The main function processes image data from specified HDF5 file for 3-ring integration analysis. Calling coordinate_menu for increasing radius value.

main(filename)

Loads and processes image data from HDF5 file.

param filename

The path to the HDF5 file containing image data.

type filename

str

The function performs the following steps:

  1. File Loading:

    • It calls load_h5() to load the specified HDF5 file.

  2. Image Data Extraction:

    • Extracts the NumPy array from the HDF5 file, which is 2D array of zeros with shape of (4371, 4150).

  3. Threshold Processing:

    • It calls PeakThresholdProcessor and creates object with the extracted array region and a threshold of 1000. Then retrieving the coordinates above this threshold.

  4. Ring Integration Analysis:

    • Interactively calls coordinate_menu() for a set of radii (1,2,3,4).
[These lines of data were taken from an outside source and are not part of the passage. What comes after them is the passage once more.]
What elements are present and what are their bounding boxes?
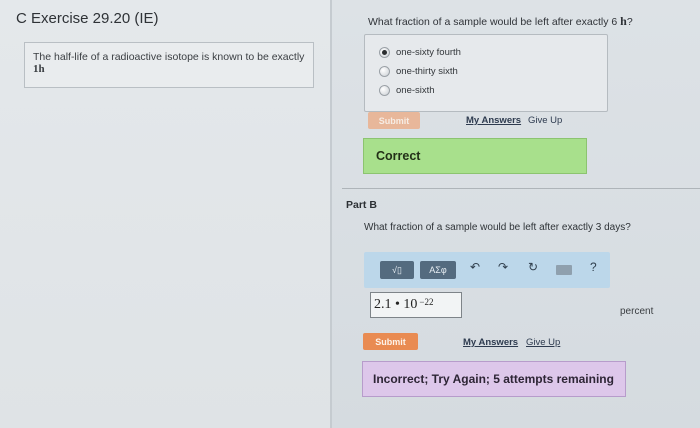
exercise-title: C Exercise 29.20 (IE) [16, 10, 159, 27]
reset-icon[interactable]: ↻ [528, 260, 538, 274]
answer-mantissa: 2.1 [374, 297, 392, 312]
part-a-question-end: ? [626, 16, 633, 28]
option-label: one-sixty fourth [396, 46, 461, 58]
option-one-sixth[interactable]: one-sixth [379, 82, 435, 98]
symbols-button[interactable]: ΑΣφ [420, 261, 456, 279]
answer-dot: • [395, 297, 400, 312]
option-one-thirty-sixth[interactable]: one-thirty sixth [379, 63, 458, 79]
help-icon[interactable]: ? [590, 260, 597, 274]
answer-base: 10 [403, 297, 418, 312]
problem-value: 1h [33, 63, 45, 75]
part-b-my-answers-link[interactable]: My Answers [463, 337, 518, 348]
templates-button[interactable]: √▯ [380, 261, 414, 279]
problem-text: The half-life of a radioactive isotope i… [33, 51, 305, 63]
part-a-give-up-link[interactable]: Give Up [528, 115, 562, 126]
left-panel: C Exercise 29.20 (IE) The half-life of a… [0, 0, 330, 428]
part-b-submit-button[interactable]: Submit [363, 333, 418, 350]
part-a-my-answers-link[interactable]: My Answers [466, 115, 521, 126]
redo-icon[interactable]: ↷ [498, 260, 508, 274]
answer-input[interactable]: 2.1 • 10 −22 [370, 292, 462, 318]
part-b-feedback: Incorrect; Try Again; 5 attempts remaini… [362, 361, 626, 397]
part-a-question-unit: h [620, 14, 627, 28]
keyboard-icon[interactable] [556, 265, 572, 275]
part-b-give-up-link[interactable]: Give Up [526, 337, 560, 348]
part-a-question-text: What fraction of a sample would be left … [368, 16, 618, 28]
problem-statement: The half-life of a radioactive isotope i… [24, 42, 314, 88]
part-b-question: What fraction of a sample would be left … [364, 222, 631, 233]
part-a-submit-button[interactable]: Submit [368, 112, 420, 129]
undo-icon[interactable]: ↶ [470, 260, 480, 274]
option-label: one-sixth [396, 84, 435, 96]
option-label: one-thirty sixth [396, 65, 458, 77]
radio-unselected[interactable] [379, 65, 390, 77]
option-one-sixty-fourth[interactable]: one-sixty fourth [379, 44, 461, 60]
radio-selected[interactable] [379, 46, 390, 58]
answer-exponent: −22 [419, 297, 434, 307]
answer-unit: percent [620, 306, 654, 317]
part-b-title: Part B [346, 199, 377, 211]
radio-unselected[interactable] [379, 84, 390, 96]
part-a-options: one-sixty fourth one-thirty sixth one-si… [364, 34, 608, 112]
part-divider [342, 188, 700, 189]
math-toolbar: √▯ ΑΣφ ↶ ↷ ↻ ? [364, 252, 610, 288]
part-a-question: What fraction of a sample would be left … [368, 14, 633, 29]
part-a-feedback: Correct [363, 138, 587, 174]
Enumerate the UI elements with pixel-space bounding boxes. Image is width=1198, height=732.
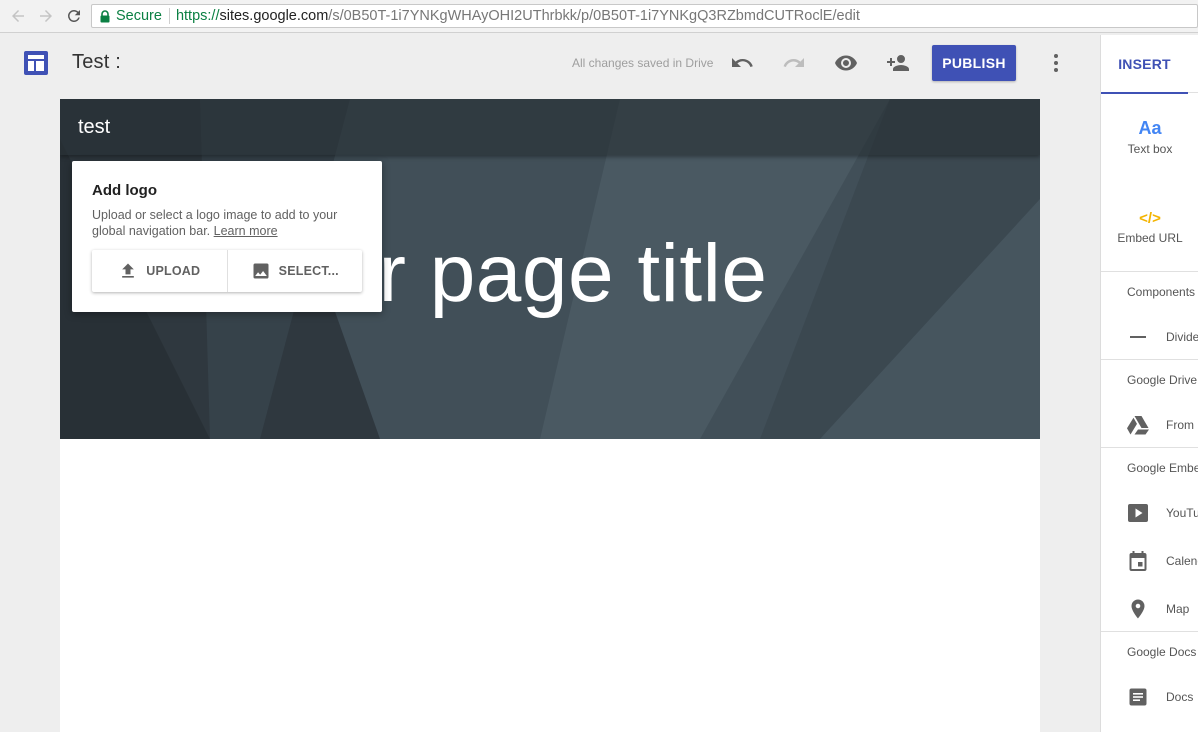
- section-divider: [1101, 447, 1198, 448]
- youtube-label: YouTu: [1166, 506, 1198, 520]
- nav-site-name[interactable]: test: [78, 116, 110, 139]
- url-separator: [168, 8, 170, 24]
- address-bar[interactable]: Secure https://sites.google.com/s/0B50T-…: [91, 4, 1198, 28]
- insert-youtube[interactable]: YouTu: [1127, 502, 1198, 524]
- insert-docs[interactable]: Docs: [1127, 686, 1193, 708]
- docs-label: Docs: [1166, 690, 1194, 704]
- youtube-icon: [1128, 504, 1148, 522]
- more-options-icon[interactable]: [1043, 50, 1069, 76]
- embed-code-icon: </>: [1139, 210, 1161, 227]
- learn-more-link[interactable]: Learn more: [214, 224, 278, 238]
- section-divider: [1101, 359, 1198, 360]
- insert-divider[interactable]: Divide: [1127, 326, 1198, 348]
- text-box-icon: Aa: [1138, 118, 1162, 138]
- upload-label: UPLOAD: [146, 264, 201, 278]
- undo-icon[interactable]: [729, 50, 755, 76]
- insert-from-drive[interactable]: From I: [1127, 414, 1198, 436]
- map-pin-icon: [1131, 599, 1145, 619]
- insert-panel: INSERT Aa Text box </> Embed URL Compone…: [1100, 35, 1198, 732]
- section-google-embeds: Google Embe: [1127, 461, 1198, 475]
- add-logo-dialog: Add logo Upload or select a logo image t…: [72, 161, 382, 312]
- add-logo-description: Upload or select a logo image to add to …: [92, 207, 364, 239]
- select-button[interactable]: SELECT...: [226, 250, 363, 292]
- section-divider: [1101, 271, 1198, 272]
- url-scheme: https://: [175, 8, 220, 24]
- url-path: /s/0B50T-1i7YNKgWHAyOHI2UThrbkk/p/0B50T-…: [328, 8, 860, 24]
- embed-url-label: Embed URL: [1117, 231, 1183, 245]
- upload-button[interactable]: UPLOAD: [92, 250, 227, 292]
- from-drive-label: From I: [1166, 418, 1198, 432]
- section-divider: [1101, 631, 1198, 632]
- divider-icon: [1130, 336, 1146, 338]
- back-icon[interactable]: [8, 6, 28, 26]
- preview-eye-icon[interactable]: [833, 50, 859, 76]
- text-box-label: Text box: [1127, 142, 1173, 156]
- insert-text-box[interactable]: Aa Text box: [1101, 118, 1198, 156]
- calendar-icon: [1129, 551, 1147, 571]
- google-sites-logo-icon[interactable]: [24, 51, 48, 75]
- insert-map[interactable]: Map: [1127, 598, 1189, 620]
- select-label: SELECT...: [278, 264, 339, 278]
- calendar-label: Calend: [1166, 554, 1198, 568]
- add-logo-title: Add logo: [92, 182, 157, 199]
- redo-icon[interactable]: [781, 50, 807, 76]
- insert-calendar[interactable]: Calend: [1127, 550, 1198, 572]
- url-host: sites.google.com: [219, 8, 329, 24]
- upload-icon: [122, 263, 135, 278]
- reload-icon[interactable]: [64, 6, 84, 26]
- forward-icon[interactable]: [36, 6, 56, 26]
- site-title[interactable]: Test :: [72, 51, 121, 74]
- google-drive-icon: [1127, 416, 1149, 435]
- divider-label: Divide: [1166, 330, 1198, 344]
- tab-divider: [1188, 92, 1198, 93]
- docs-icon: [1129, 688, 1147, 706]
- section-google-drive: Google Drive: [1127, 373, 1198, 387]
- share-add-person-icon[interactable]: [885, 50, 911, 76]
- site-navigation-bar[interactable]: test: [60, 99, 1040, 155]
- save-status: All changes saved in Drive: [572, 56, 714, 70]
- map-label: Map: [1166, 602, 1190, 616]
- publish-button[interactable]: PUBLISH: [932, 45, 1016, 81]
- section-google-docs: Google Docs: [1127, 645, 1197, 659]
- secure-label: Secure: [116, 8, 162, 24]
- insert-embed-url[interactable]: </> Embed URL: [1101, 207, 1198, 245]
- tab-insert[interactable]: INSERT: [1101, 35, 1188, 94]
- section-components: Components: [1127, 285, 1196, 299]
- lock-icon: [100, 9, 110, 22]
- browser-toolbar: Secure https://sites.google.com/s/0B50T-…: [0, 0, 1198, 33]
- logo-button-group: UPLOAD SELECT...: [92, 250, 362, 292]
- image-icon: [253, 263, 269, 279]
And for each value in the list, this calculates and prints the peak estimate by subtracting the average value from the intensity peak value.

The function sets a global variable intensity_array to store the image data and coordinates to store the coordinates above the threshold. The global variable intensity_peak and avg_values are used to calculate the peak estimates.

The script also defines paths for working with image files and calls the main function with different image paths for processing. This is done for the next adaptation of the overwrite_10_2_23.py.